The two main authors, who are both well known and highly respected clinicians and teachers of neurology, have produced an erudite and user-friendly source of information. In the process they have written a book which goes a long way towards demystifying the inherently complex subject matter. Unusually for a multi-author text the main authors have performed the impressive feat of assembling an array of contributors from across the globe whilst maintaining overall continuity of style and content. The book is lavishly illustrated in colour throughout as might be expected with a text from this publishing house and also includes many radiographs, CTs and MRIs. A particular feature is the use of imaginative schematics to help explain the aetiology and pathophysiology of the conditions described. There are also numerous tables with lists of differential diagnoses and flow charts which guide the reader through a logical and step-wise approach to the investigation of cases.
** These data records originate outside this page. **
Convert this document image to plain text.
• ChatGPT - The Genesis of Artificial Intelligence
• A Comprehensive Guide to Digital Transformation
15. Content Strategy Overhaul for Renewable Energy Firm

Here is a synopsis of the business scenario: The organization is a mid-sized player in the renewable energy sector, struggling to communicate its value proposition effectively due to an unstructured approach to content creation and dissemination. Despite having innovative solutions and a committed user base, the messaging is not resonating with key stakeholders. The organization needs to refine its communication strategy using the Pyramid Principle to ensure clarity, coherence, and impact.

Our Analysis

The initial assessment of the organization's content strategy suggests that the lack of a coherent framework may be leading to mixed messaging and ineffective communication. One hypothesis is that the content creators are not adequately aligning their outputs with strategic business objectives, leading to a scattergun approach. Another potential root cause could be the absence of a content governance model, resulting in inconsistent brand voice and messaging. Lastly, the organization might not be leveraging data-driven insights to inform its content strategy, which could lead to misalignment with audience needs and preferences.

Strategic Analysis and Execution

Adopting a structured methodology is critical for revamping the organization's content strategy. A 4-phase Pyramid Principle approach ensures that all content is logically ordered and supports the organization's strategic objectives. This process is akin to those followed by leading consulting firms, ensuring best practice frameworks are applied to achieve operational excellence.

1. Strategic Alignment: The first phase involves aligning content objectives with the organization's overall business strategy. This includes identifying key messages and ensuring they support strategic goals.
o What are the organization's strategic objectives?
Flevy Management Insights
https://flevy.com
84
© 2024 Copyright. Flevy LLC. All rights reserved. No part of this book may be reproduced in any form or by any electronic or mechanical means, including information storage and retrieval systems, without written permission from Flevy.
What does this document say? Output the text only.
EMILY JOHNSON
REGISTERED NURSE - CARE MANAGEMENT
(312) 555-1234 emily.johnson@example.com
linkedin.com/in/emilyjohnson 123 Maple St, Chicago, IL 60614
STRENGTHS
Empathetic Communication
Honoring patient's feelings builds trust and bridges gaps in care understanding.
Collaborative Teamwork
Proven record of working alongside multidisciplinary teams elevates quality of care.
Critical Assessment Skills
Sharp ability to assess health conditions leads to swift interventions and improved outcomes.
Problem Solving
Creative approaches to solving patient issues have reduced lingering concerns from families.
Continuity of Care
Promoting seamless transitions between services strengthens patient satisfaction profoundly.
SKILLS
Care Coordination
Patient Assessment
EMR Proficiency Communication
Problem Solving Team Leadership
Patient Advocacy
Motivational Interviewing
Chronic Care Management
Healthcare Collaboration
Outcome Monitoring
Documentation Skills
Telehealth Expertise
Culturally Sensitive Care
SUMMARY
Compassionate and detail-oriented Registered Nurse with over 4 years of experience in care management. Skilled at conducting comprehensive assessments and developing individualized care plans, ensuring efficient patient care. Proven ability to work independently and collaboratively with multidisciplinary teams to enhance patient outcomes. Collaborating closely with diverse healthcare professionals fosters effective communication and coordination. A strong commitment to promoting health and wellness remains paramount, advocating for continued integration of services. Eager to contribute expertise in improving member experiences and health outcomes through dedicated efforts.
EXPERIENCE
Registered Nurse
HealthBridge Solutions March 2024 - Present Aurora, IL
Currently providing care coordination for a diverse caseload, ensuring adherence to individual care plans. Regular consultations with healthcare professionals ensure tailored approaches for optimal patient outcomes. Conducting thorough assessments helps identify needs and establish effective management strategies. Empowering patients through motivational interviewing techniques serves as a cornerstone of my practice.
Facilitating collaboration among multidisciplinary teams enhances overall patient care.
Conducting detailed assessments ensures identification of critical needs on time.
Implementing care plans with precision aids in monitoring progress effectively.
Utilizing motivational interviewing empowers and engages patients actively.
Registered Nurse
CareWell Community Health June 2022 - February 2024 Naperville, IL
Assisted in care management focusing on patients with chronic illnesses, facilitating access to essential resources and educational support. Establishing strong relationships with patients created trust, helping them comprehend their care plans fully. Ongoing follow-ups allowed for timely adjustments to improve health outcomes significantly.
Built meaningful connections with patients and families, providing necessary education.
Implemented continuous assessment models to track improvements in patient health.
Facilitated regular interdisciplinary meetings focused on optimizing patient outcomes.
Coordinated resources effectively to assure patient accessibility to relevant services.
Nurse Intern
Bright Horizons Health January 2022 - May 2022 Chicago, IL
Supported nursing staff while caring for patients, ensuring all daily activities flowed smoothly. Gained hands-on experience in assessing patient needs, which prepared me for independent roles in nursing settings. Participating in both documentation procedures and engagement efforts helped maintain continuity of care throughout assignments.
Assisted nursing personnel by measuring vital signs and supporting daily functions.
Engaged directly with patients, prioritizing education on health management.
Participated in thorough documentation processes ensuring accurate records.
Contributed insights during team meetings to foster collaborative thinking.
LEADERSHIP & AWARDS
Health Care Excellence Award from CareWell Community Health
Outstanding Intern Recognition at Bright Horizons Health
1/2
‘Small Animal Neurological Emergencies’ will appeal to any small animal practitioner who has ever been presented with a neurological emergency and needed access to accurate and concise information to help guide investigation and treatment. The book is a welcome addition to the literature; although not inexpensive, it represents good value for money and as such deserves a place on the bookshelf of every small animal practice library. The impetus for purchasing this book for the majority of readers is likely to be the stated aim of the authors, which is that of helping with rapid and practical decision-making in the emergency situation, and to this end the book is a great success.
Overall, more detail is provided than might be required by the general practitioner but it is easy to dip into the relevant sections as required. There is sufficient depth of information for this book to be on the required reading list for students, residents and neurology specialists.
Harry is head of orthopaedics at a multidisciplinary private referral practice in Hampshire. His interests include complex fracture repair, joint replacement and neurosurgery. He is a Fellow of the RCVS in canine spinal surgery and has recently started an ECVN approved residency in neurology and neurosurgery leading to European specialist status in veterinary neurology.